Believe it or not, unlike nearly every other movie in theaters right now, Hancock isn't based on a comic book. This kooky patchwork of a project was spun from a much heralded, notoriously unfilmable script called Tonight, He Comes, penned by first-timer Vincent Ngo, that surfaced sometime in the '90s. The double entendre title referred to our hero's struggle to keep a lid on his libido, a sort of extra-graphic riff on the great Mallrats gag in which Superman can't screw Lois Lane because his Kryptonian super-spooge will most likely rip her in half.
Heavily rewritten by (among others) freaky X-Files scribe Vince Gilligan plus Batman & Robin writer and menace-to-society Akiva Goldsman, Hancock was at one time or another announced as terribly close to being made by directors as disparate as Michael Mann (who, like Goldsman, stayed onboard as a producer), Breakdown's Jonathon Mostow and even The Pursuit of Happyness' Gabrielle Muccino. Mann's gifted protege Peter Berg finally finished the job, although the final cut feels so truncated, tinkered-with and confused, it's tough to imagine what this weirdo movie was ever supposed to be in the first place.
Hancock is deeply strange, devoting its entire first half to our dirtbag crusader's failed, stubbornly unlikable antiheroics. Smith purses his lips into a boozy sneer; he's incapable of even smiling convincingly.
After begrudgingly saving the life of Jason Bateman's altruistic publicist, Mr. Hancock receives a crash course in media relations. With a knowing nod to all the awkward ways in which Jerry Maguires of the world must coach their thug athlete clients into feigning graciousness in public, the deliciously deadpan Bateman teaches this ornery souse how to sand down the jagged edges of his personality and to act like ... well, like Will Smith. Suddenly he's the most beloved man in town.
This is a great setup, but unfortunately that's all they've got. A honking left-field whopper of a plot twist prevents me from discussing what exactly goes so wrong with the rest of the flick, but for starters there's a barely developed villain who's a total nonstarter, plus an elaborate, convoluted back-story that's so sketchily and hastily explained, it just sounds like nonsense.
At a scant 92 minutes, Hancock feels like a couple of reels are missing--most of the movie is devoted to establishing our premise, and then we jump immediately to the conclusion without benefit of a second act.

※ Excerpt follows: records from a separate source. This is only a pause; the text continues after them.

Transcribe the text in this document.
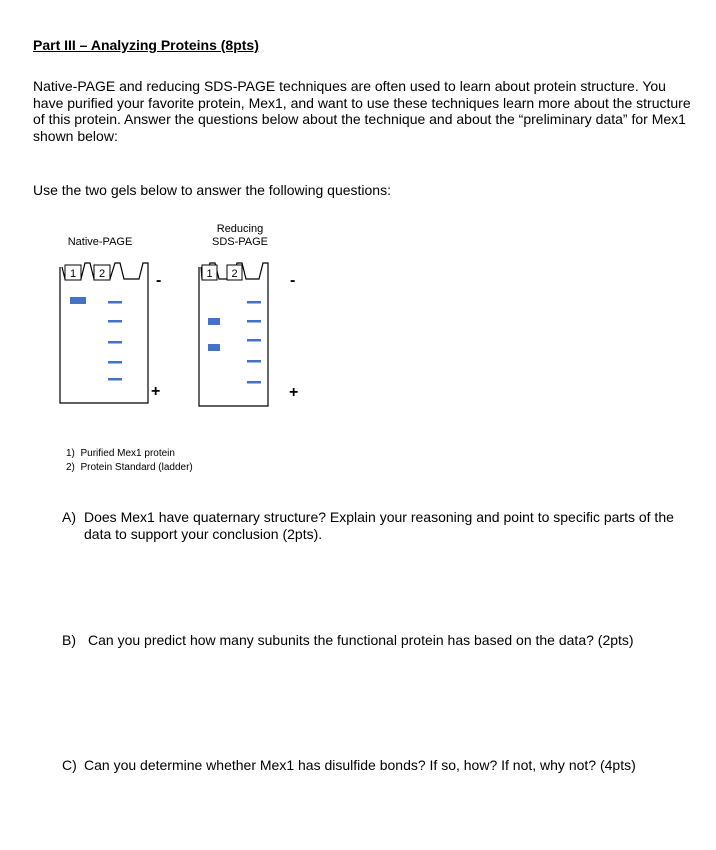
Part III – Analyzing Proteins (8pts)
Native-PAGE and reducing SDS-PAGE techniques are often used to learn about protein structure. You have purified your favorite protein, Mex1, and want to use these techniques learn more about the structure of this protein. Answer the questions below about the technique and about the “preliminary data” for Mex1 shown below:
Use the two gels below to answer the following questions:
Native-PAGE
1 2	-
+
Reducing
SDS-PAGE
1 2	-
+
1) Purified Mex1 protein
2) Protein Standard (ladder)
A) Does Mex1 have quaternary structure? Explain your reasoning and point to specific parts of the data to support your conclusion (2pts).
B) Can you predict how many subunits the functional protein has based on the data? (2pts)
C) Can you determine whether Mex1 has disulfide bonds? If so, how? If not, why not? (4pts)
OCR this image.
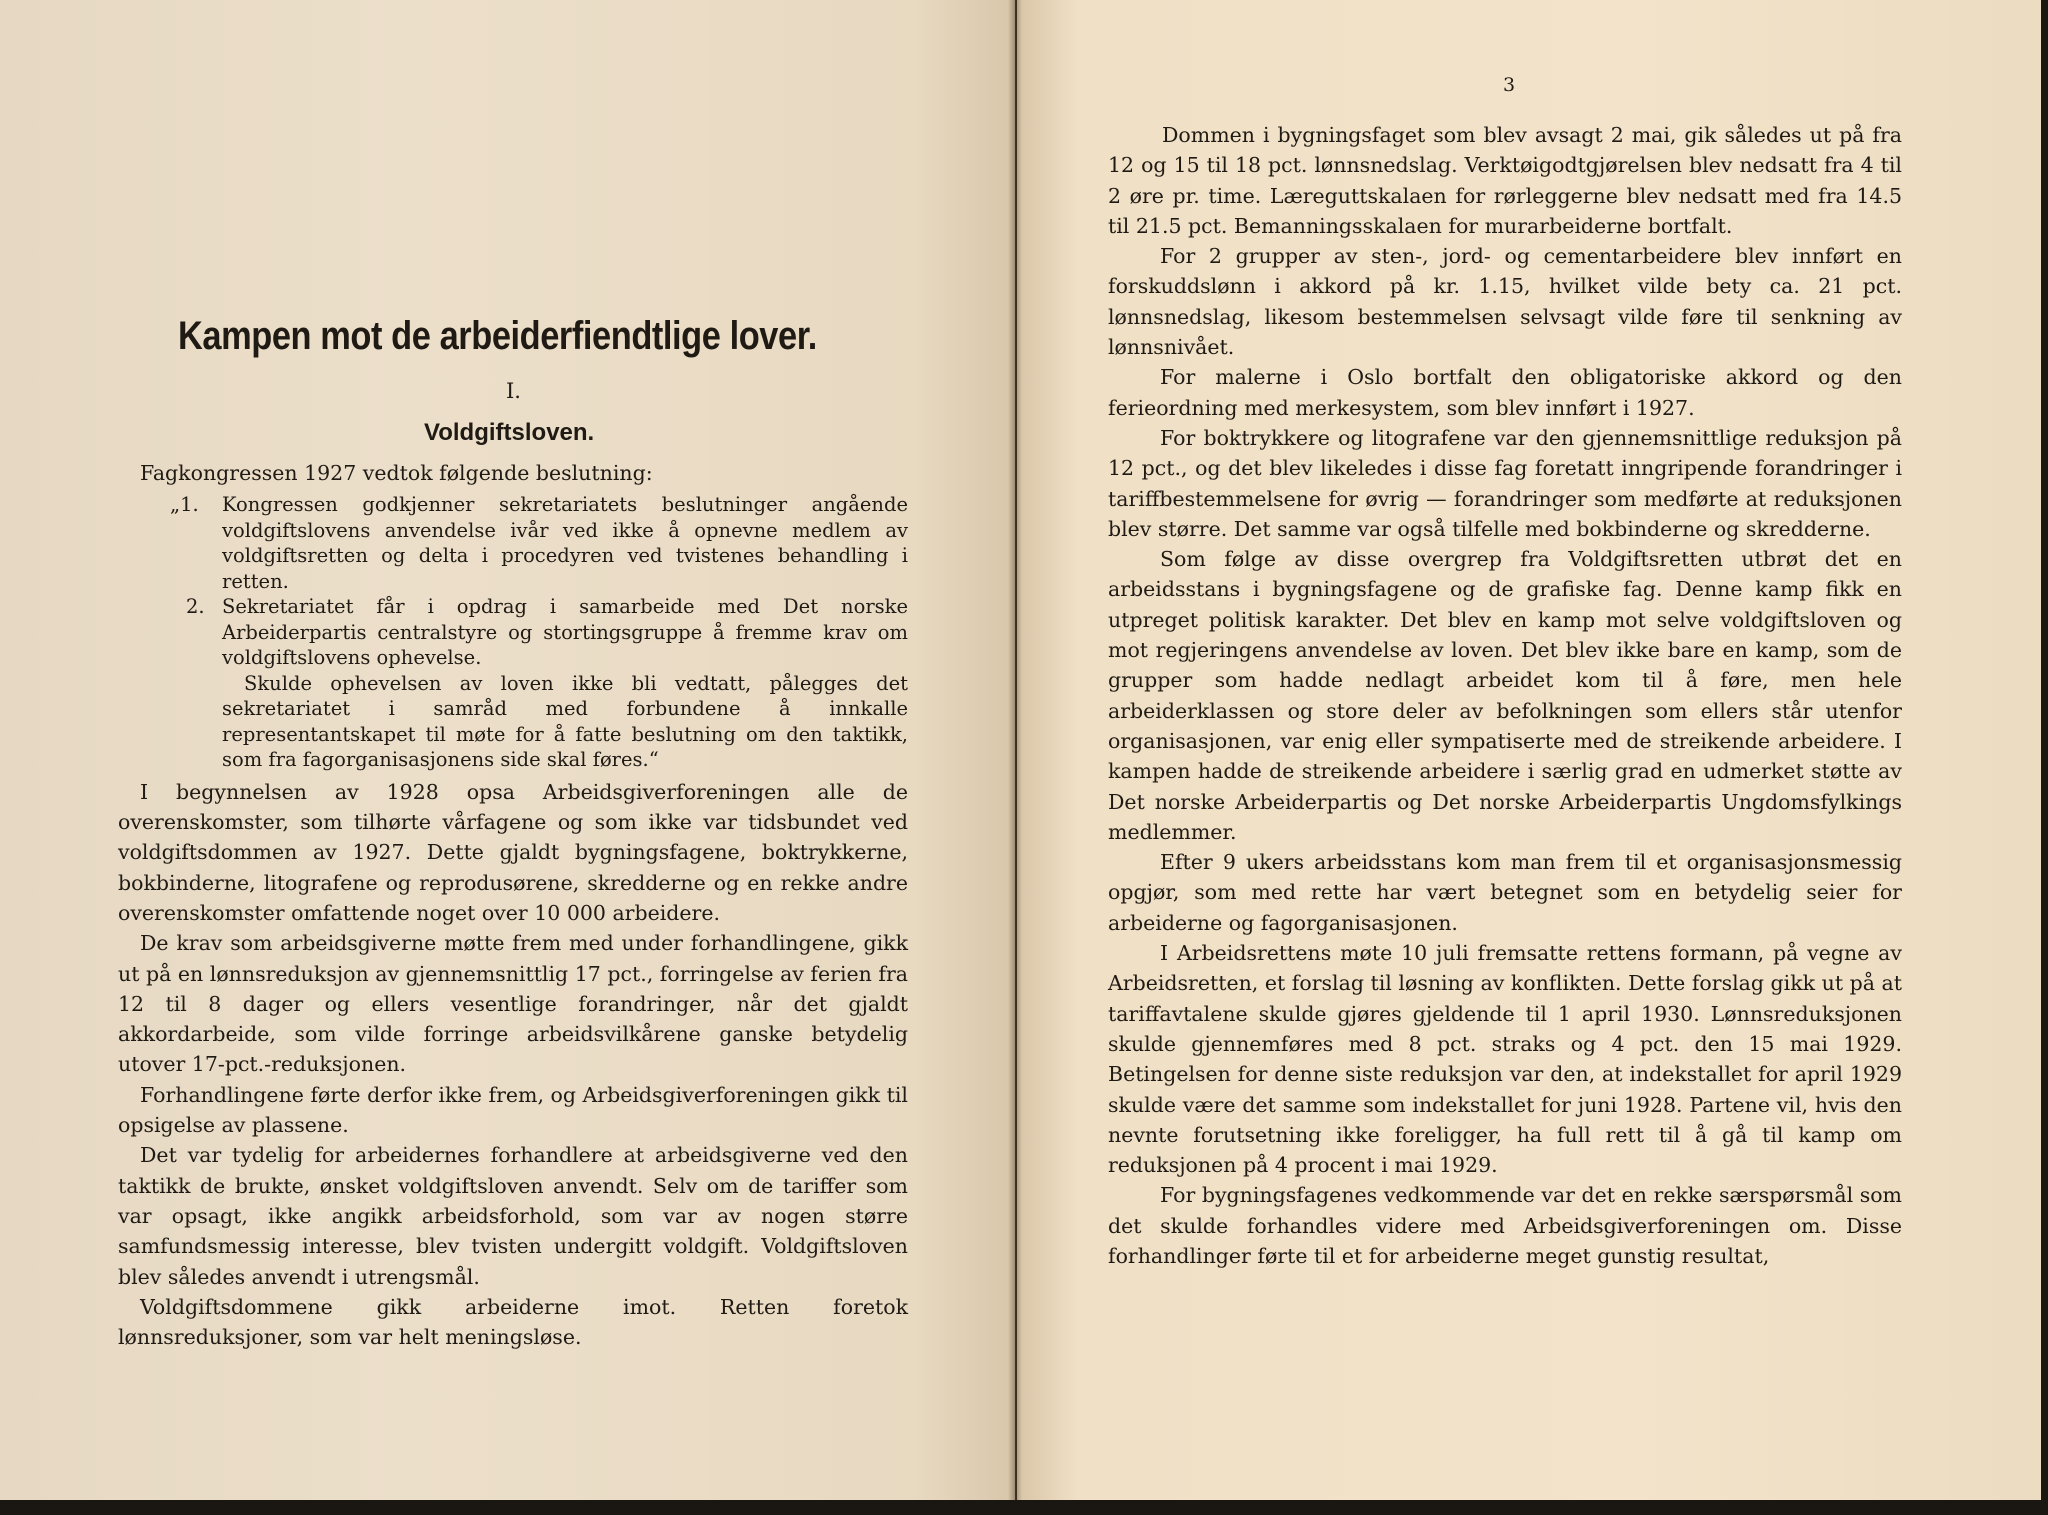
Kampen mot de arbeiderfiendtlige lover.
I.
Voldgiftsloven.

Fagkongressen 1927 vedtok følgende beslutning:

„1. Kongressen godkjenner sekretariatets beslutninger angående voldgiftslovens anvendelse ivår ved ikke å opnevne medlem av voldgiftsretten og delta i procedyren ved tvistenes behandling i retten.

2. Sekretariatet får i opdrag i samarbeide med Det norske Arbeiderpartis centralstyre og stortingsgruppe å fremme krav om voldgiftslovens ophevelse.

Skulde ophevelsen av loven ikke bli vedtatt, pålegges det sekretariatet i samråd med forbundene å innkalle representantskapet til møte for å fatte beslutning om den taktikk, som fra fagorganisasjonens side skal føres.“

I begynnelsen av 1928 opsa Arbeidsgiverforeningen alle de overenskomster, som tilhørte vårfagene og som ikke var tidsbundet ved voldgiftsdommen av 1927. Dette gjaldt bygningsfagene, boktrykkerne, bokbinderne, litografene og reprodusørene, skredderne og en rekke andre overenskomster omfattende noget over 10 000 arbeidere.

De krav som arbeidsgiverne møtte frem med under forhandlingene, gikk ut på en lønnsreduksjon av gjennemsnittlig 17 pct., forringelse av ferien fra 12 til 8 dager og ellers vesentlige forandringer, når det gjaldt akkordarbeide, som vilde forringe arbeidsvilkårene ganske betydelig utover 17-pct.-reduksjonen.

Forhandlingene førte derfor ikke frem, og Arbeidsgiverforeningen gikk til opsigelse av plassene.

Det var tydelig for arbeidernes forhandlere at arbeidsgiverne ved den taktikk de brukte, ønsket voldgiftsloven anvendt. Selv om de tariffer som var opsagt, ikke angikk arbeidsforhold, som var av nogen større samfundsmessig interesse, blev tvisten undergitt voldgift. Voldgiftsloven blev således anvendt i utrengsmål.

Voldgiftsdommene gikk arbeiderne imot. Retten foretok lønnsreduksjoner, som var helt meningsløse.

3

Dommen i bygningsfaget som blev avsagt 2 mai, gik således ut på fra 12 og 15 til 18 pct. lønnsnedslag. Verktøigodtgjørelsen blev nedsatt fra 4 til 2 øre pr. time. Læreguttskalaen for rørleggerne blev nedsatt med fra 14.5 til 21.5 pct. Bemanningsskalaen for murarbeiderne bortfalt.

For 2 grupper av sten-, jord- og cementarbeidere blev innført en forskuddslønn i akkord på kr. 1.15, hvilket vilde bety ca. 21 pct. lønnsnedslag, likesom bestemmelsen selvsagt vilde føre til senkning av lønnsnivået.

For malerne i Oslo bortfalt den obligatoriske akkord og den ferieordning med merkesystem, som blev innført i 1927.

For boktrykkere og litografene var den gjennemsnittlige reduksjon på 12 pct., og det blev likeledes i disse fag foretatt inngripende forandringer i tariffbestemmelsene for øvrig — forandringer som medførte at reduksjonen blev større. Det samme var også tilfelle med bokbinderne og skredderne.

Som følge av disse overgrep fra Voldgiftsretten utbrøt det en arbeidsstans i bygningsfagene og de grafiske fag. Denne kamp fikk en utpreget politisk karakter. Det blev en kamp mot selve voldgiftsloven og mot regjeringens anvendelse av loven. Det blev ikke bare en kamp, som de grupper som hadde nedlagt arbeidet kom til å føre, men hele arbeiderklassen og store deler av befolkningen som ellers står utenfor organisasjonen, var enig eller sympatiserte med de streikende arbeidere. I kampen hadde de streikende arbeidere i særlig grad en udmerket støtte av Det norske Arbeiderpartis og Det norske Arbeiderpartis Ungdomsfylkings medlemmer.

Efter 9 ukers arbeidsstans kom man frem til et organisasjonsmessig opgjør, som med rette har vært betegnet som en betydelig seier for arbeiderne og fagorganisasjonen.

I Arbeidsrettens møte 10 juli fremsatte rettens formann, på vegne av Arbeidsretten, et forslag til løsning av konflikten. Dette forslag gikk ut på at tariffavtalene skulde gjøres gjeldende til 1 april 1930. Lønnsreduksjonen skulde gjennemføres med 8 pct. straks og 4 pct. den 15 mai 1929. Betingelsen for denne siste reduksjon var den, at indekstallet for april 1929 skulde være det samme som indekstallet for juni 1928. Partene vil, hvis den nevnte forutsetning ikke foreligger, ha full rett til å gå til kamp om reduksjonen på 4 procent i mai 1929.

For bygningsfagenes vedkommende var det en rekke særspørsmål som det skulde forhandles videre med Arbeidsgiverforeningen om. Disse forhandlinger førte til et for arbeiderne meget gunstig resultat,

Still, it's undeniably fun to watch. Peter Berg turned out to be an inspired choice for the director's chair, as the Friday Night Lights auteur has a rough-and-tumble handheld camera technique that manages to ground such silly, fantastical F/X material within the clear logic of a workaday world. And as in The Pursuit of Happyness and I Am Legend, Smith continues to push against his limitations, slowly but steadily growing into a formidable actor.
A quick sojourn on the Internet can inform you of Hancock's various incarnations, and all evidence indicates the picture went through an exceptionally brutal testing and editing process before at last arriving in its peculiarly truncated PG-13 form. But make no mistake, the movie's soul is rated R. The best moments are pushy and abrasive, a little funkier and a lot grittier than one might expect from a movie that, sadly, never really goes anywhere.